2 Corinthiër 9:7

Een iegelijk doe, gelijk hij in zijn hart voorneemt; niet uit droefheid, of uit nooddwang; want God heeft een blijmoedigen gever lief.

Exodus 25:2

Spreek tot de kinderen Israels, dat zij voor Mij een hefoffer nemen. Van alle man, wiens hart zich vrijwillig bewegen zal, zult gij Mijn hefoffer nemen.

2 Corinthiër 8:12

Want indien te voren de volvaardigheid des gemoeds daar is, zo is iemand aangenaam naar hetgeen hij heeft, niet naar hetgeen hij niet heeft.

Romeinen 12:8

Hetzij die vermaant, in het vermanen; die uitdeelt, in eenvoudigheid; die een voorstander is, in naarstigheid; die barmhartigheid doet, in blijmoedigheid.

1 Kronieken 29:17

En ik weet, mijn God, dat Gij het hart proeft, en dat Gij een welgevallen hebt aan oprechtigheden.
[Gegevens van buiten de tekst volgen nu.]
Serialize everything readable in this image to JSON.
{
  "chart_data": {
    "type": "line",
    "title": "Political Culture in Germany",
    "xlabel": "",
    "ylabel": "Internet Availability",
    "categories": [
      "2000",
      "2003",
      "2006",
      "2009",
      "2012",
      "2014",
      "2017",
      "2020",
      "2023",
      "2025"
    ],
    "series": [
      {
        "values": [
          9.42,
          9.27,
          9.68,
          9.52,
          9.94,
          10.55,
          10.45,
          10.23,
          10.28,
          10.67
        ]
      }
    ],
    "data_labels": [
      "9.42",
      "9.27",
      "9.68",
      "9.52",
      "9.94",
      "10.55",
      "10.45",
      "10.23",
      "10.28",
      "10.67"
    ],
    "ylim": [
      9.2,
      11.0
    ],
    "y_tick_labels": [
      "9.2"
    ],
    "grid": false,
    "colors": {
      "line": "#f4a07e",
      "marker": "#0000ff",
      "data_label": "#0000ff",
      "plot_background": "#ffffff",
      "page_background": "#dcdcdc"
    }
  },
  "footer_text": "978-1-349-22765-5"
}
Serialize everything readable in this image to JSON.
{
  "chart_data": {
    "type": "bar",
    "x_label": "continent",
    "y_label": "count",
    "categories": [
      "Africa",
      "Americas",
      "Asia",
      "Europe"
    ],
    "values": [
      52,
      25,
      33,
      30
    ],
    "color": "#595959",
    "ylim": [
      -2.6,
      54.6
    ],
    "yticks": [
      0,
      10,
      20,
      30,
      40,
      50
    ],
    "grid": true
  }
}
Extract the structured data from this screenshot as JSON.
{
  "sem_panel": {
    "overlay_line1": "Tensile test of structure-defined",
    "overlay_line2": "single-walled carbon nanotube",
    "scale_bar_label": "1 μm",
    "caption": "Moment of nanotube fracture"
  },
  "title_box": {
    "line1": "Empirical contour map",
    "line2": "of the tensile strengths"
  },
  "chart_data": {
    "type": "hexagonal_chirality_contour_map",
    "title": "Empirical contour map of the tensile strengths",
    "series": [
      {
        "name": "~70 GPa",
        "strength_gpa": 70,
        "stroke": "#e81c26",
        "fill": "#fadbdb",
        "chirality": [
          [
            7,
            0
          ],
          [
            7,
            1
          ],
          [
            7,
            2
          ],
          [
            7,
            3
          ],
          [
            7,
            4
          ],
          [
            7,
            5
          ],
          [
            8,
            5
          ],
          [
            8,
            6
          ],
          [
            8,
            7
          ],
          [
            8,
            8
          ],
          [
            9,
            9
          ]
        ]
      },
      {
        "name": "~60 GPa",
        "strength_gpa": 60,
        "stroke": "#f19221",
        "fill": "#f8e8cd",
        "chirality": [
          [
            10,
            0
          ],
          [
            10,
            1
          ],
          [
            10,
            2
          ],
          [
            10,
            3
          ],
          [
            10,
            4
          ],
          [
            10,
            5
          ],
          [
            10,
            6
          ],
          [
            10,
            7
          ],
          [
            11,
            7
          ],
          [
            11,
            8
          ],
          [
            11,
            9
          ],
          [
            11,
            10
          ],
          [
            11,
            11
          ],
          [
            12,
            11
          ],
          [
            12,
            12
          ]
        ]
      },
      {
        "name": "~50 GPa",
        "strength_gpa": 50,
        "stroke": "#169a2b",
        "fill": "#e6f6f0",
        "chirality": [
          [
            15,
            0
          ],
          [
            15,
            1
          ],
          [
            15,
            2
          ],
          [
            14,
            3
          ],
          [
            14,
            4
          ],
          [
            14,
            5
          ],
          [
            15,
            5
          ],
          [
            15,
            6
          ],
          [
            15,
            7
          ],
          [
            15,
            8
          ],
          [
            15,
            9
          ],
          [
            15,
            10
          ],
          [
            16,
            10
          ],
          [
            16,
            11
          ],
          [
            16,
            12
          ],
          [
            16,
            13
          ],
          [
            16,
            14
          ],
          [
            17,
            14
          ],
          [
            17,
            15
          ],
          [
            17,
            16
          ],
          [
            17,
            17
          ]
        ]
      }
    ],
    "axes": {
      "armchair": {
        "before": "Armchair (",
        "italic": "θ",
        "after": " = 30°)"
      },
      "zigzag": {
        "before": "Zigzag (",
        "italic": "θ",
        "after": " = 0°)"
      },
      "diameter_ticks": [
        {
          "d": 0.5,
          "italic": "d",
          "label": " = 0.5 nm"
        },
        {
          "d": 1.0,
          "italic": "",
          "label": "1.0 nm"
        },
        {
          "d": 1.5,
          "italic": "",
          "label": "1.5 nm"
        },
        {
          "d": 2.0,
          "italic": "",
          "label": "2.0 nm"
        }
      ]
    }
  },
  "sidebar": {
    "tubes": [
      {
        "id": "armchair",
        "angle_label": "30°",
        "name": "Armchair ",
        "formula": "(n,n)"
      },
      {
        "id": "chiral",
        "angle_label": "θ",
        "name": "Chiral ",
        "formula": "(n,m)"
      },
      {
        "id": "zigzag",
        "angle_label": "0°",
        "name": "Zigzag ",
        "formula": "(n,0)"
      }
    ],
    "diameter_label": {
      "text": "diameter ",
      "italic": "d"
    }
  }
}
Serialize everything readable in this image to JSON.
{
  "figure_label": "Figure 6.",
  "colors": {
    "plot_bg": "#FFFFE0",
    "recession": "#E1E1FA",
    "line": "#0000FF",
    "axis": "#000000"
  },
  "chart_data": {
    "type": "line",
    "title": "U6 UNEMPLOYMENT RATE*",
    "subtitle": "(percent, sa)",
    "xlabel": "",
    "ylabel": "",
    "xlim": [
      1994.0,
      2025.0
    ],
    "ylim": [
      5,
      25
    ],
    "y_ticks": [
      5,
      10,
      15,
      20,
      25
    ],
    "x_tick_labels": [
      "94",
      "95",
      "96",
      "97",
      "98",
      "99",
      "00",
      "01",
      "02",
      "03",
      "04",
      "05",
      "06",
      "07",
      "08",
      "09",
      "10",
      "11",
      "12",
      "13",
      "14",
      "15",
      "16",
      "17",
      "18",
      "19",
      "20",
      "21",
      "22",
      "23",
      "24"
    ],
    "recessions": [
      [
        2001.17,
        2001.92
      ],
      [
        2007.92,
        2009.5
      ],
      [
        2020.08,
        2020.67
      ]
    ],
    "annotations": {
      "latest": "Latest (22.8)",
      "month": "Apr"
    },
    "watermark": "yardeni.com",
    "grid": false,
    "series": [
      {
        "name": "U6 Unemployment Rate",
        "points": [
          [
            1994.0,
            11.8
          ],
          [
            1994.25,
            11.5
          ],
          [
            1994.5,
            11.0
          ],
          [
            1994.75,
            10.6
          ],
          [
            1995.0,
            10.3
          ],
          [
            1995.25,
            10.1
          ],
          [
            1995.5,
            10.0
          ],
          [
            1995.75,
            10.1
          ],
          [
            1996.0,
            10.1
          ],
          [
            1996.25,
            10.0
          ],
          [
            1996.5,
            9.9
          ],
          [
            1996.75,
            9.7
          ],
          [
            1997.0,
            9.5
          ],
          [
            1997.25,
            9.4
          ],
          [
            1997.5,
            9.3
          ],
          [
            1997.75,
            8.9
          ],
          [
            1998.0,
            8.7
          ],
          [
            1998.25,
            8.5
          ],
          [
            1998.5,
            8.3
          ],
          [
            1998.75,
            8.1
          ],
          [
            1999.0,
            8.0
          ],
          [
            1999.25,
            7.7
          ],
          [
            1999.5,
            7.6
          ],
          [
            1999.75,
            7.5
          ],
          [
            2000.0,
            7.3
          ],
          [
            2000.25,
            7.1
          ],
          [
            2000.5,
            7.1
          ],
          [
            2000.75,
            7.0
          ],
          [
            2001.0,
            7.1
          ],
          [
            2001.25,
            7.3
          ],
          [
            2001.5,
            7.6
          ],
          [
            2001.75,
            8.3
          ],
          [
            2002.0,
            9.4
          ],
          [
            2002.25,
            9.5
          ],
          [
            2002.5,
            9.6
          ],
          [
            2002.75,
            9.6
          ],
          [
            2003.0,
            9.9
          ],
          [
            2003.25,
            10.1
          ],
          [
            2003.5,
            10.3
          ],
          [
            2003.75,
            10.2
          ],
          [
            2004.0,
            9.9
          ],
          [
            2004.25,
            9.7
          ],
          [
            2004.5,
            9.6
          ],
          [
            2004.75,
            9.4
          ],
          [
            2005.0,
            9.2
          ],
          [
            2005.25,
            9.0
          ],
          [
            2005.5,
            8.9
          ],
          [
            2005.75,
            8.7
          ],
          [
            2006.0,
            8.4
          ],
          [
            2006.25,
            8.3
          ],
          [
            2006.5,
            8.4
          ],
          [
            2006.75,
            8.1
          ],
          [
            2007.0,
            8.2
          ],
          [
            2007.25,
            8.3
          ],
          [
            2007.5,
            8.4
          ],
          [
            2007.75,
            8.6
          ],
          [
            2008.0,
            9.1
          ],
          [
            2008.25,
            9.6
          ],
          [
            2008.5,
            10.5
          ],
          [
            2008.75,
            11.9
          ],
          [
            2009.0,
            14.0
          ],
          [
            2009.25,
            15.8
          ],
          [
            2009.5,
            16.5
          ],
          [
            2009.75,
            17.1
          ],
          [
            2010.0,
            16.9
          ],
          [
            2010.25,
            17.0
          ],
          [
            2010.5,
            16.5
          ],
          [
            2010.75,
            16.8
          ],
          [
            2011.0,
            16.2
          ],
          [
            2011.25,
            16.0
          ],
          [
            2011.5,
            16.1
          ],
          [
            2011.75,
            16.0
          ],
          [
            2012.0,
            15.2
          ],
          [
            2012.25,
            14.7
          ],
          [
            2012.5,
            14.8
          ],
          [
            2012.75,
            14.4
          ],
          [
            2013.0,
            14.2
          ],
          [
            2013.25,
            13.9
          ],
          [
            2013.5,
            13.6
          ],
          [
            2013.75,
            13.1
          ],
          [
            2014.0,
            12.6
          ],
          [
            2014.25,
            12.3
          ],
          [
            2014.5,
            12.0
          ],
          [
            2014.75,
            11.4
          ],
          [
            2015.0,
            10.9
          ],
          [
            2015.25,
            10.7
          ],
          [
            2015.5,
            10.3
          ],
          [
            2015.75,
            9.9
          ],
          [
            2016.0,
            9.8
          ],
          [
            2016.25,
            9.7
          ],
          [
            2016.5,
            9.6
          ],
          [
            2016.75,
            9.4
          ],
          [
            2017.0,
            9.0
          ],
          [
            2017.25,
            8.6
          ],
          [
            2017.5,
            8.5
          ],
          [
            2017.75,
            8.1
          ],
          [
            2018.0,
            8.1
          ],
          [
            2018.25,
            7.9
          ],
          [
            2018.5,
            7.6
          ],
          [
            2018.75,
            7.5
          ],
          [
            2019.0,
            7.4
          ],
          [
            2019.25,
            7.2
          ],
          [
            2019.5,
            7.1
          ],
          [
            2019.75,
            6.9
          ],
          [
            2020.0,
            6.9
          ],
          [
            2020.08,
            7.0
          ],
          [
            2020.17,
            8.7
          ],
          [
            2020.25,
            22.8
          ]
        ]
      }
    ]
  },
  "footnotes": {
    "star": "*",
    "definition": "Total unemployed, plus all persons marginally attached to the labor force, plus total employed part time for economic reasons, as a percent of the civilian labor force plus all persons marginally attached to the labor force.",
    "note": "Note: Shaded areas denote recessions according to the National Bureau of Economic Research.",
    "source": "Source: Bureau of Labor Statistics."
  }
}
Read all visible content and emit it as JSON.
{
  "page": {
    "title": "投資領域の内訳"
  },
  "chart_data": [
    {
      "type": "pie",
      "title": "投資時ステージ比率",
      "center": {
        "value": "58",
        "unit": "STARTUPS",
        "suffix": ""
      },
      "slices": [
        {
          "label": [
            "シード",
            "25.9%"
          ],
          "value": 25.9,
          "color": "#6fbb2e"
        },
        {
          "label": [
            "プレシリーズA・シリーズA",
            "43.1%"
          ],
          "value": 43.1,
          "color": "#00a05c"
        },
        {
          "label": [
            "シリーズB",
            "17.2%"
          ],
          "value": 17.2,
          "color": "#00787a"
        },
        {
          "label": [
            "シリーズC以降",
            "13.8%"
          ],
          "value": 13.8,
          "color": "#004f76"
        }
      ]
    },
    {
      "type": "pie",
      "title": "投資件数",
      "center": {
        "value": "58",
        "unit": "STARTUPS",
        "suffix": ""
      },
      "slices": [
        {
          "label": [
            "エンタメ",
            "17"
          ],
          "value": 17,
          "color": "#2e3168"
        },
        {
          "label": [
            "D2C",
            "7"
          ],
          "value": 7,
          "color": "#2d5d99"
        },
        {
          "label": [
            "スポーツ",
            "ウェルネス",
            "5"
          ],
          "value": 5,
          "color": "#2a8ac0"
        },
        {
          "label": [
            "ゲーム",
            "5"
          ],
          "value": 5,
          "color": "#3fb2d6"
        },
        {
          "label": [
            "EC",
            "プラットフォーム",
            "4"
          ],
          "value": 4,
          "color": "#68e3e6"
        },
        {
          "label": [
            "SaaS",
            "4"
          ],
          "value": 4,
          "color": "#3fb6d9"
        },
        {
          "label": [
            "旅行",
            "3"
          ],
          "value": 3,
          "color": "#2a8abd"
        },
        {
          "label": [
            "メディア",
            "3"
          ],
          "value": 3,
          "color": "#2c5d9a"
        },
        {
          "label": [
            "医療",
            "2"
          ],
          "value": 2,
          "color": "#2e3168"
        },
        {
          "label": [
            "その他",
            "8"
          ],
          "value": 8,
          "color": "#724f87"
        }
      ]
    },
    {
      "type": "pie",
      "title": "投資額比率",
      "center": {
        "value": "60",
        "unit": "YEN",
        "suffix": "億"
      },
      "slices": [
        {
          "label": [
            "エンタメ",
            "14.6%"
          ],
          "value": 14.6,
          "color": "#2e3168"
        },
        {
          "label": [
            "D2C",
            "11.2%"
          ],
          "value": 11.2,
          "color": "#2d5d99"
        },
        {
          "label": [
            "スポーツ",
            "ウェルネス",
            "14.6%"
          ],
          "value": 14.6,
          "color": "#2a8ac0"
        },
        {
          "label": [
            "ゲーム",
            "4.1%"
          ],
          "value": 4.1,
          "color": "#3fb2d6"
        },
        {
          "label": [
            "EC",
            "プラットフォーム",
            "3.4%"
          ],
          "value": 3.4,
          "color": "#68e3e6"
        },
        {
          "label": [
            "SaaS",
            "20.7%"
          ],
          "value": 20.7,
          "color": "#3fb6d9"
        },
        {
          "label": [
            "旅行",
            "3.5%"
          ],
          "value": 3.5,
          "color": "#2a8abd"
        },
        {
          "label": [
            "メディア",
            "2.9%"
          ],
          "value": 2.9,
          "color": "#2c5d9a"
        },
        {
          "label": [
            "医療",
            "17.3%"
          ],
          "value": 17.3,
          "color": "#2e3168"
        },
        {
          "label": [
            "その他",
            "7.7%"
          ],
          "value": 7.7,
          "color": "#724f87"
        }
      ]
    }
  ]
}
Ik heb in oprechtigheid mijns harten al deze dingen vrijwillig gegeven, en ik heb nu met vreugde Uw volk, dat hier bevonden wordt, gezien, dat het zich jegens U vrijwillig gedragen heeft.

Handelingen 20:35

Ik heb u in alles getoond, dat men, alzo arbeidende, de zwakken moet opnemen, en gedenken aan de woorden van den Heere Jezus, dat Hij gezegd heeft: Het is zaliger te geven, dan te ontvangen.

Exodus 35:5

Neemt van hetgeen, dat gijlieden hebt, een hefoffer den HEERE; een ieder, wiens hart vrijwillig is, zal het brengen, ten hefoffer des HEEREN: goud, en zilver, en koper;

Deuteronomium 15:7-11

Wanneer er onder u een arme zal zijn, een uit uw broederen, in een uwer poorten, in uw land, dat de HEERE, uw God, u geven zal, zo zult gij uw hart niet verstijven, noch uw hand toesluiten voor uw broeder, die arm is;

Deuteronomium 15:14

Gij zult hem rijkelijk opleggen van uw kudde, en van uw dorsvloer, en van uw wijnpers; waarin u de HEERE, uw God, gezegend heeft, daarvan zult gij hem geven.

Spreuken 11:25

De zegenende ziel zal vet gemaakt worden; en die bevochtigt, zal ook zelf een vroege regen worden.

Spreuken 22:9

Die goed van oog is, die zal gezegend worden; want hij heeft van zijn brood den armen gegeven.

Spreuken 23:6-8

Eet het brood niet desgenen, die boos is van oog, en wees niet belust op zijn smakelijke spijzen;

Jesaja 32:5

De dwaas zal niet meer genoemd worden milddadig, en de gierige zal niet meer mild geheten worden.

Jesaja 32:8

Maar een milddadige beraadslaagt milddadigheden, en staat op milddadigheden.

Jakobus 5:9

Zucht niet tegen elkander, broeders, opdat gij niet veroordeeld wordt; ziet, de Rechter staat voor de deur.

1 Petrus 4:9

Zijt herbergzaam jegens elkander, zonder murmureren.